While taking my first education course in college more than three decades ago, I was required to observe a teacher at a local school. I can’t remember much about the experience except that it was thrilling to walk into a school as a teacher in training instead of a student. Two or three days each week I spent a couple of hours with an excellent teacher whose name I, unfortunately, no longer remember. I observed her, graded papers for her, looked at her lesson plans, and performed little tasks that she asked me to complete.
One day she asked me if I wanted to prepare and then teach a short lesson one day. Although I was shy and a little intimidated to take that first step of standing in front of a class on my own, I agreed and started planning. The next day my college supervisor found out what I was going to do and called me into his office and said, “I’m going to call the teacher today and tell her that you cannot teach yet. You aren’t required to actually teach until you have taken a couple of other courses.”
I assumed the professor had misunderstood the situation and thought the teacher was forcing me to teach before I was ready. When I explained that she had just given me an option, he didn’t care. He didn’t want me to teach.
He didn’t want me to teach, and I didn’t.
I didn’t understand why he was opposed to me teaching a short lesson, and back in those days we rarely asked for explanations. I still don’t know why he stopped my first teaching effort. Did he think I would fail? Did he think I needed to learn the “right” way before standing in front of a class?
When I began my student teaching two years later, I was twenty years old and scared to death as I stood before a senior class of seventeen and eighteen year olds. Oh, how much easier it would have been for me if I had eased into teaching a little at a time over the course of a couple of years instead of simply observing a teacher from the sidelines.

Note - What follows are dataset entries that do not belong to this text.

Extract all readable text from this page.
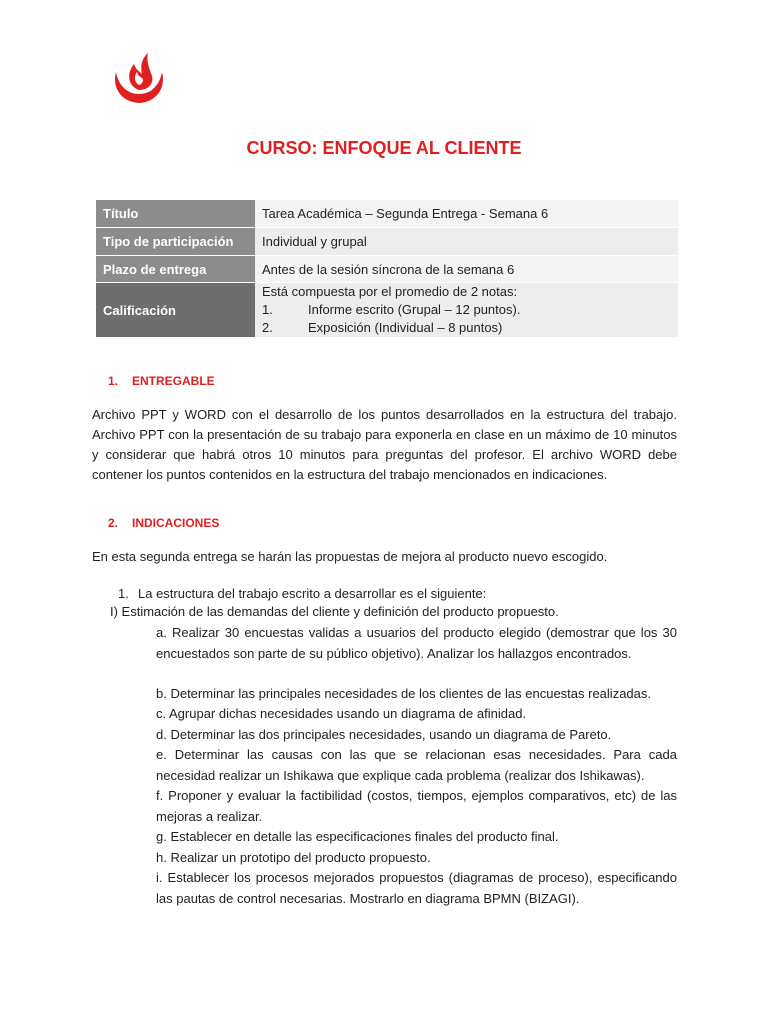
CURSO: ENFOQUE AL CLIENTE
Título	Tarea Académica – Segunda Entrega - Semana 6
Tipo de participación	Individual y grupal
Plazo de entrega	Antes de la sesión síncrona de la semana 6
Calificación	Está compuesta por el promedio de 2 notas:
1. Informe escrito (Grupal – 12 puntos).
2. Exposición (Individual – 8 puntos)
1. ENTREGABLE

Archivo PPT y WORD con el desarrollo de los puntos desarrollados en la estructura del trabajo. Archivo PPT con la presentación de su trabajo para exponerla en clase en un máximo de 10 minutos y considerar que habrá otros 10 minutos para preguntas del profesor. El archivo WORD debe contener los puntos contenidos en la estructura del trabajo mencionados en indicaciones.

2. INDICACIONES

En esta segunda entrega se harán las propuestas de mejora al producto nuevo escogido.

1. La estructura del trabajo escrito a desarrollar es el siguiente:
I) Estimación de las demandas del cliente y definición del producto propuesto.

a. Realizar 30 encuestas validas a usuarios del producto elegido (demostrar que los 30 encuestados son parte de su público objetivo). Analizar los hallazgos encontrados.

b. Determinar las principales necesidades de los clientes de las encuestas realizadas.

c. Agrupar dichas necesidades usando un diagrama de afinidad.

d. Determinar las dos principales necesidades, usando un diagrama de Pareto.

e. Determinar las causas con las que se relacionan esas necesidades. Para cada necesidad realizar un Ishikawa que explique cada problema (realizar dos Ishikawas).

f. Proponer y evaluar la factibilidad (costos, tiempos, ejemplos comparativos, etc) de las mejoras a realizar.

g. Establecer en detalle las especificaciones finales del producto final.

h. Realizar un prototipo del producto propuesto.

i. Establecer los procesos mejorados propuestos (diagramas de proceso), especificando las pautas de control necesarias. Mostrarlo en diagrama BPMN (BIZAGI).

I have been thinking about this experience because this semester I have a teacher in training (I don’t know what the proper terminology is today since the terms keep changing.) Amanda works with me for two class periods (3 hours) one day each week. Last week I asked her if she wanted to prepare a short 5-minute lesson to teach, and she readily agreed.
Today was Amanda’s big day, and she did a goodl job engaging students and leading them to look at literature from a different perspective. I hope today is the beginning of a long line of successful and enthusiastic teaching moments that she will experience during what I hope will be a very long teaching career.
Was I wrong to encourage her to start teaching so early?